Я поселился в семье Федора Васильевича, заведующего совхозным гаражом. Хозяин, человек мягкий и неторопливый, был занят весь день, да и дома ему не давали покоя. То и дело чья‑нибудь голова показывалась над кустами сирени у забора, и простуженный голос спрашивал: «А чи дома хозяин? Га?»
Федор Васильевич обычно завтракал и ужинал во дворе под дощатым навесом, очень похожим на беседку, если бы та сторона, что выходила на улицу, не была забита планками от ящиков из‑под овощей.
– Та дома, – тяжело вздыхая, отвечал Федор Васильевич и аккуратно клал ложку рядом с еще полной тарелкой. – Ну же, Ганнушка, зови…
И начинался разговор про бензин, резину и дороги, про вывоз удобрений со станции, после чего Федор Васильевич, так и не «поснидав», отправлялся до своей «бисовой роботы», которую он, между прочим, не променял бы ни на какую другую…
К Федору Васильевичу я попал не случайно. Незадолго до катастрофы с ним договорился Алексеев. Федор Васильевич встретил меня на вокзале, по какому‑то одному ему известному признаку узнал меня и привез к себе. В доме было всегда тихо, казалось, что и Федор Васильевич и его жена о ком‑то тоскуют.

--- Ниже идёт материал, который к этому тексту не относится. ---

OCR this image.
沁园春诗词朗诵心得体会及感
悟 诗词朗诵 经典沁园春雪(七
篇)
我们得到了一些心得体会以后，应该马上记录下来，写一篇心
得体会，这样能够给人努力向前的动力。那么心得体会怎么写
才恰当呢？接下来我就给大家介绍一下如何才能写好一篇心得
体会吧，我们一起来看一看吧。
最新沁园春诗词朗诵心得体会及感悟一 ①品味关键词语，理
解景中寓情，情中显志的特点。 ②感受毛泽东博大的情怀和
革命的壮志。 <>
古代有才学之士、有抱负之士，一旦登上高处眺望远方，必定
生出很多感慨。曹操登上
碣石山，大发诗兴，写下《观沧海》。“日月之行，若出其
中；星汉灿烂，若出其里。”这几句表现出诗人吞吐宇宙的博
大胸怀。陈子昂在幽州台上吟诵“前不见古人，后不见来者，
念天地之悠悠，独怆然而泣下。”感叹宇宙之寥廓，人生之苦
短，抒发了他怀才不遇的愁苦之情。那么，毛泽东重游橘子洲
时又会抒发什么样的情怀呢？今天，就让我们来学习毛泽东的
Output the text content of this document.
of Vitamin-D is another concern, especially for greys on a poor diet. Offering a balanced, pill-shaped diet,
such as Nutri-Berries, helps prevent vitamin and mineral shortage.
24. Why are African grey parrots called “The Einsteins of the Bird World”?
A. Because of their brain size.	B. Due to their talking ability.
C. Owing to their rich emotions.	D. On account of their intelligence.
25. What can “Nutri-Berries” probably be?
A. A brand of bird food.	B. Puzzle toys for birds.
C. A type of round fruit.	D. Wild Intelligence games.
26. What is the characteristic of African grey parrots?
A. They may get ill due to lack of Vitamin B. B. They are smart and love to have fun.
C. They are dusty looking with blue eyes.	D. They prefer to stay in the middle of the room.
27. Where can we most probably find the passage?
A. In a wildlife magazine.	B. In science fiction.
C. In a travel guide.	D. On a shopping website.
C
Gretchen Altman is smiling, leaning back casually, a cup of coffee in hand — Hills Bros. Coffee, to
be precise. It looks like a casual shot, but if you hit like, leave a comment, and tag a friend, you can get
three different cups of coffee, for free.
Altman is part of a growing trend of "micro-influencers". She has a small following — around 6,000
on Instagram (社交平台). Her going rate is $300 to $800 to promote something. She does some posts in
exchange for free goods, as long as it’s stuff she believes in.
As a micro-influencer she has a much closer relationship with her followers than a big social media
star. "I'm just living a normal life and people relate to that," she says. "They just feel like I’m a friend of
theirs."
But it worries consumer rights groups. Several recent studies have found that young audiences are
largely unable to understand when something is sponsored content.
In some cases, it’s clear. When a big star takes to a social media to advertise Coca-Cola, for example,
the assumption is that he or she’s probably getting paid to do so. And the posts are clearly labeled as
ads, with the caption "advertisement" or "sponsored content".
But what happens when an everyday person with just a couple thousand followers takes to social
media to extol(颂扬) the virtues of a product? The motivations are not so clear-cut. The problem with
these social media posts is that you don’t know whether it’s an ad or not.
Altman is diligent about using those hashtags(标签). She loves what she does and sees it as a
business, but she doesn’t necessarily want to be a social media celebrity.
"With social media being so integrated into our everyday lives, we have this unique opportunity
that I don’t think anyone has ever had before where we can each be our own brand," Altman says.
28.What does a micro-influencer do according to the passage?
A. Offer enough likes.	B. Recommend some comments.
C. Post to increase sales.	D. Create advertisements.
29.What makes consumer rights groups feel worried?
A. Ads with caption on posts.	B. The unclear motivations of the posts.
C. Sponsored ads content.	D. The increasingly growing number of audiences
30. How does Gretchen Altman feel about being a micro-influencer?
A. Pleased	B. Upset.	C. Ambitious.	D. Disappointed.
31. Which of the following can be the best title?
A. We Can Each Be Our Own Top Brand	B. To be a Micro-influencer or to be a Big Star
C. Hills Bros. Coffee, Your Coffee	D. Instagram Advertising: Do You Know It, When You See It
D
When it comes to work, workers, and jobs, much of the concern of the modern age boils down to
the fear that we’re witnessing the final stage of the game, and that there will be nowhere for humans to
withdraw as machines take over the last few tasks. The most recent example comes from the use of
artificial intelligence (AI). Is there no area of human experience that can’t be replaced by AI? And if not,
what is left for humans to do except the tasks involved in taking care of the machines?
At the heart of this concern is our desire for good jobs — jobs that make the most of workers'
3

Так оно и было на самом деле, но вскоре все пошло по‑другому.
Таня – дочка Федора Васильевича – девочка лет девяти‑десяти, вернулась домой из села Новофрунзенского, где она гостила у «тети Фроси», и тотчас наполнила двор и дом своим звонким смехом и бесконечными рассуждениями по поводу самых различных событий местного и всемирного значения. Надобность в будильнике отпала, так как Татьяна, а именно так ее величали все в доме, была страшной противницей сна.
Мне ни разу не удалось встать раньше нее, а возвращался я ко времени ежевечерних шумных баталий, которые проводились всем семейством по «уловлению» Татьяны и водворению ее на маленькую раскладушку под моими окнами.

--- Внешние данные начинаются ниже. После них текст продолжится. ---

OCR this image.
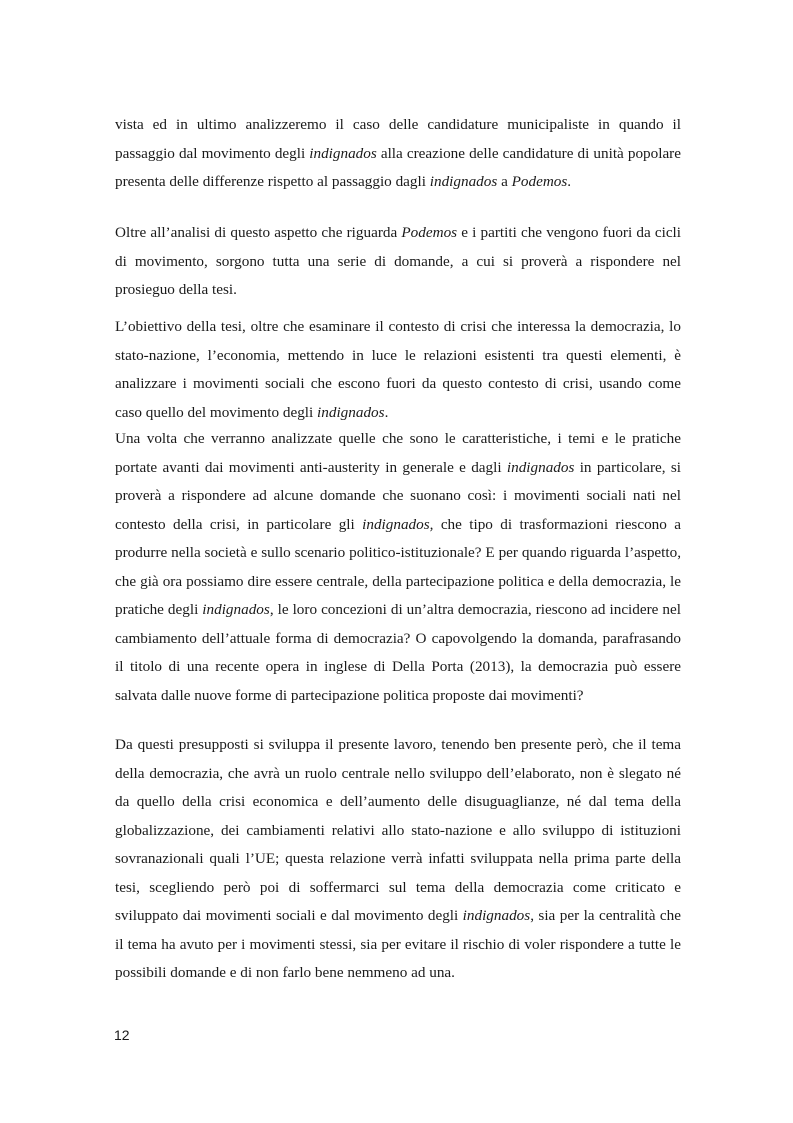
vista ed in ultimo analizzeremo il caso delle candidature municipaliste in quando il passaggio dal movimento degli indignados alla creazione delle candidature di unità popolare presenta delle differenze rispetto al passaggio dagli indignados a Podemos.

Oltre all’analisi di questo aspetto che riguarda Podemos e i partiti che vengono fuori da cicli di movimento, sorgono tutta una serie di domande, a cui si proverà a rispondere nel prosieguo della tesi.

L’obiettivo della tesi, oltre che esaminare il contesto di crisi che interessa la democrazia, lo stato-nazione, l’economia, mettendo in luce le relazioni esistenti tra questi elementi, è analizzare i movimenti sociali che escono fuori da questo contesto di crisi, usando come caso quello del movimento degli indignados.

Una volta che verranno analizzate quelle che sono le caratteristiche, i temi e le pratiche portate avanti dai movimenti anti-austerity in generale e dagli indignados in particolare, si proverà a rispondere ad alcune domande che suonano così: i movimenti sociali nati nel contesto della crisi, in particolare gli indignados, che tipo di trasformazioni riescono a produrre nella società e sullo scenario politico-istituzionale? E per quando riguarda l’aspetto, che già ora possiamo dire essere centrale, della partecipazione politica e della democrazia, le pratiche degli indignados, le loro concezioni di un’altra democrazia, riescono ad incidere nel cambiamento dell’attuale forma di democrazia? O capovolgendo la domanda, parafrasando il titolo di una recente opera in inglese di Della Porta (2013), la democrazia può essere salvata dalle nuove forme di partecipazione politica proposte dai movimenti?

Da questi presupposti si sviluppa il presente lavoro, tenendo ben presente però, che il tema della democrazia, che avrà un ruolo centrale nello sviluppo dell’elaborato, non è slegato né da quello della crisi economica e dell’aumento delle disuguaglianze, né dal tema della globalizzazione, dei cambiamenti relativi allo stato-nazione e allo sviluppo di istituzioni sovranazionali quali l’UE; questa relazione verrà infatti sviluppata nella prima parte della tesi, scegliendo però poi di soffermarci sul tema della democrazia come criticato e sviluppato dai movimenti sociali e dal movimento degli indignados, sia per la centralità che il tema ha avuto per i movimenti stessi, sia per evitare il rischio di voler rispondere a tutte le possibili domande e di non farlo bene nemmeno ad una.

12
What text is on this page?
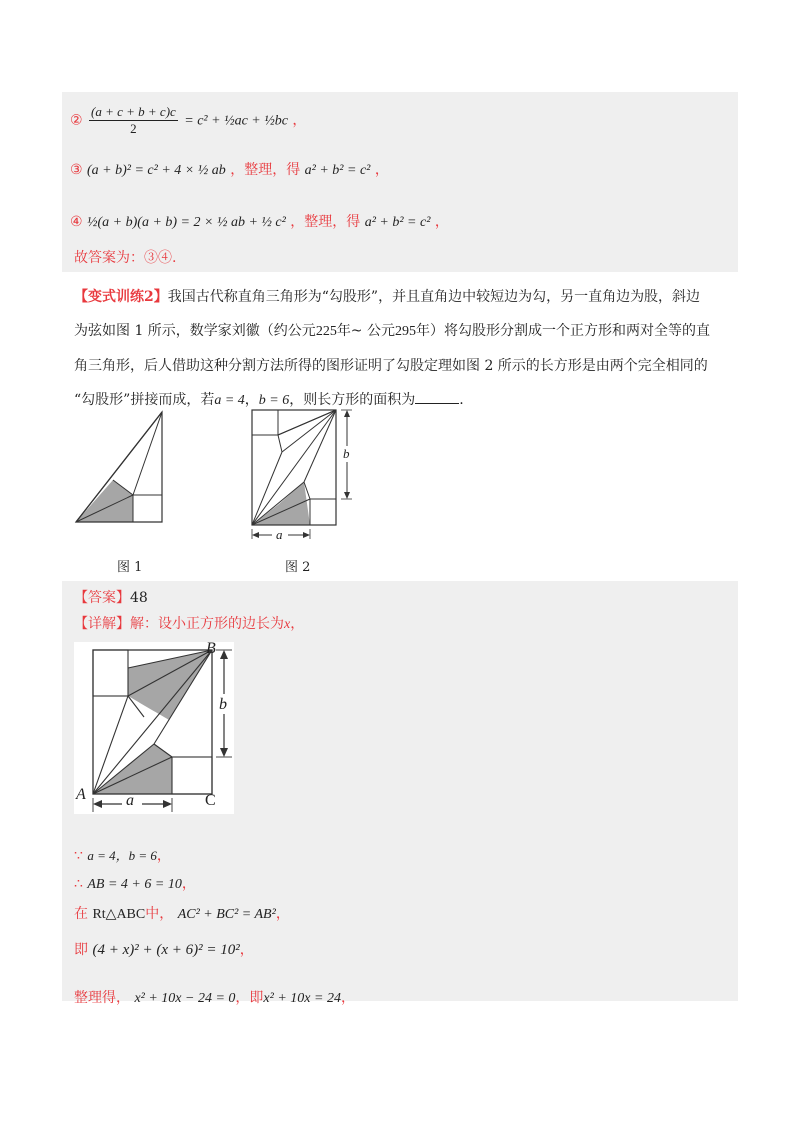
② $\frac{(a + c + b + c)c}{2} = c^2$ + ½ac + ½bc ，
③ (a + b)² = c² + 4 × ½ ab ，整理，得 a² + b² = c² ，
④ ½(a + b)(a + b) = 2 × ½ ab + ½ c² ，整理，得 a² + b² = c² ，
故答案为：③④.
【变式训练2】我国古代称直角三角形为“勾股形”，并且直角边中较短边为勾，另一直角边为股，斜边
为弦如图 1 所示，数学家刘徽（约公元225年~ 公元295年）将勾股形分割成一个正方形和两对全等的直
角三角形，后人借助这种分割方法所得的图形证明了勾股定理如图 2 所示的长方形是由两个完全相同的
“勾股形”拼接而成，若a = 4，b = 6，则长方形的面积为	.
图 1
a
b
图 2
【答案】48
【详解】解：设小正方形的边长为x，
A
B
C
a
b
∵ a = 4，b = 6，
∴ AB = 4 + 6 = 10，
在 Rt△ABC中， AC² + BC² = AB²，
即 (4 + x)² + (x + 6)² = 10²，
整理得， x² + 10x − 24 = 0，即x² + 10x = 24，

– Здравствуйте, дядьку, – услышал я, когда вышел во двор, чтобы умыться. – Вы вже проснулысь?.. А вы вмиете крабыкив ловыть? А чего цэ вы сюды приихалы?
Я спросил, как ее зовут, но Татьяна продолжала задавать мне уймищу вопросов, а по ее мучительно сморщенному носику, уже обгоревшему на солнце, я почувствовал, что она не все понимает из того, что я говорю.

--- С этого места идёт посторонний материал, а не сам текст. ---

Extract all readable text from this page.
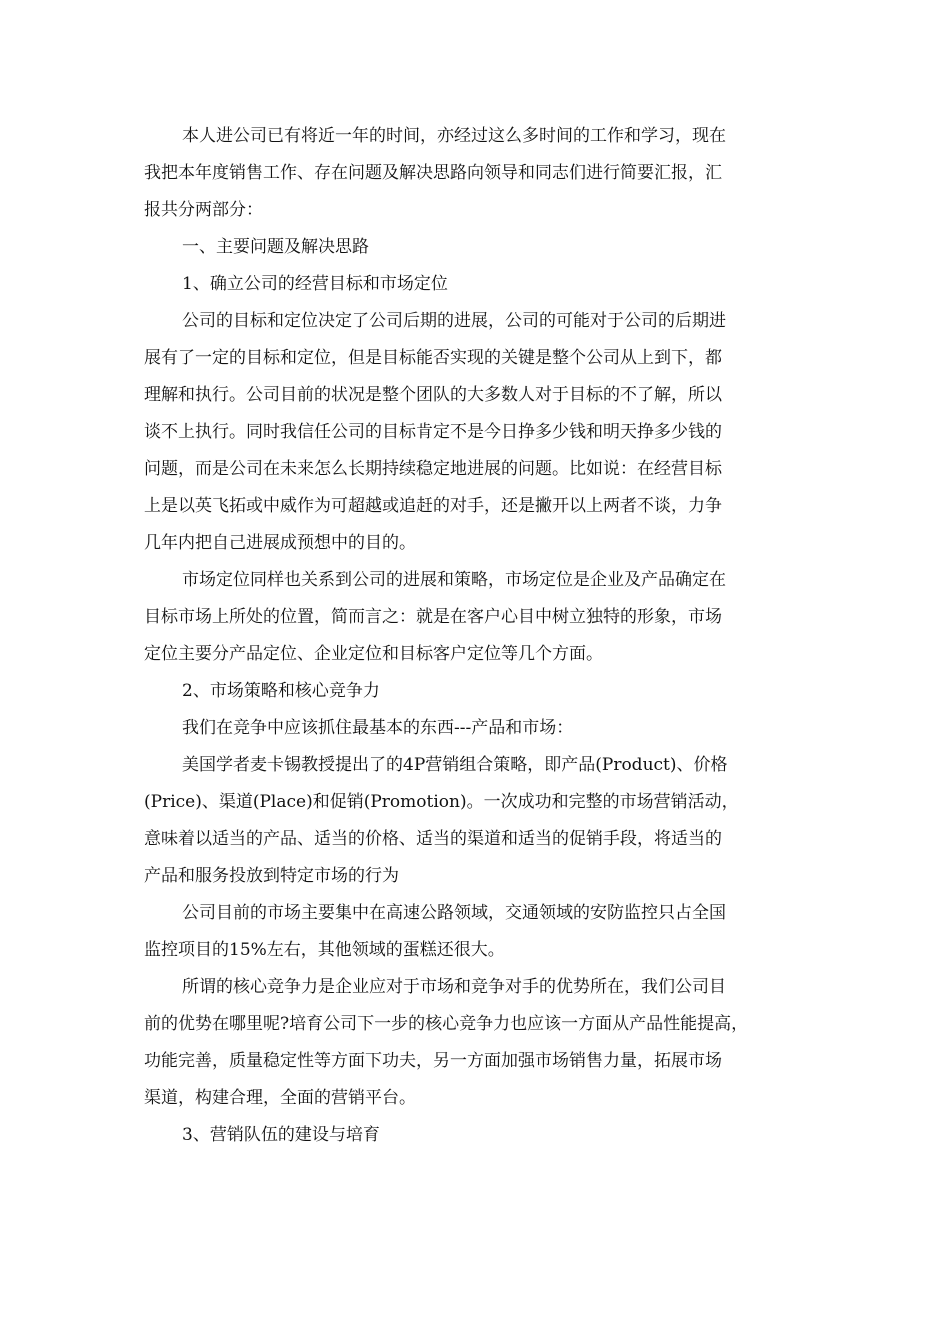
本人进公司已有将近一年的时间，亦经过这么多时间的工作和学习，现在
我把本年度销售工作、存在问题及解决思路向领导和同志们进行简要汇报，汇
报共分两部分：
一、主要问题及解决思路
1、确立公司的经营目标和市场定位
公司的目标和定位决定了公司后期的进展，公司的可能对于公司的后期进
展有了一定的目标和定位，但是目标能否实现的关键是整个公司从上到下，都
理解和执行。公司目前的状况是整个团队的大多数人对于目标的不了解，所以
谈不上执行。同时我信任公司的目标肯定不是今日挣多少钱和明天挣多少钱的
问题，而是公司在未来怎么长期持续稳定地进展的问题。比如说：在经营目标
上是以英飞拓或中威作为可超越或追赶的对手，还是撇开以上两者不谈，力争
几年内把自己进展成预想中的目的。
市场定位同样也关系到公司的进展和策略，市场定位是企业及产品确定在
目标市场上所处的位置，简而言之：就是在客户心目中树立独特的形象，市场
定位主要分产品定位、企业定位和目标客户定位等几个方面。
2、市场策略和核心竞争力
我们在竞争中应该抓住最基本的东西---产品和市场：
美国学者麦卡锡教授提出了的4P营销组合策略，即产品(Product)、价格
(Price)、渠道(Place)和促销(Promotion)。一次成功和完整的市场营销活动，
意味着以适当的产品、适当的价格、适当的渠道和适当的促销手段，将适当的
产品和服务投放到特定市场的行为
公司目前的市场主要集中在高速公路领域，交通领域的安防监控只占全国
监控项目的15%左右，其他领域的蛋糕还很大。
所谓的核心竞争力是企业应对于市场和竞争对手的优势所在，我们公司目
前的优势在哪里呢?培育公司下一步的核心竞争力也应该一方面从产品性能提高，
功能完善，质量稳定性等方面下功夫，另一方面加强市场销售力量，拓展市场
渠道，构建合理，全面的营销平台。
3、营销队伍的建设与培育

– Кажыть громче, – сказала ее мать, – вона недочувае…
Что‑то кольнуло в сердце… Эта веселая хохотушка, с таким огромным запасом вопросов, с такой жизнерадостностью, не совсем хорошо слышала… Но вскоре я приспособился. Татьяна очень хорошо понимала с губ, а обстоятельность и терпение, которые я проявил в этом первом разговоре, положили начало самой тесной дружбе. По секрету я написал своему знакомому, занимающемуся микрорадиоаппаратурой, и попросил его прислать мне какую‑нибудь новинку в области слуховых аппаратов, так как усилитель для тугоухих с довольно громоздкими батареями был тяжел и неудобен, с ним Татьяна ходила только в школу.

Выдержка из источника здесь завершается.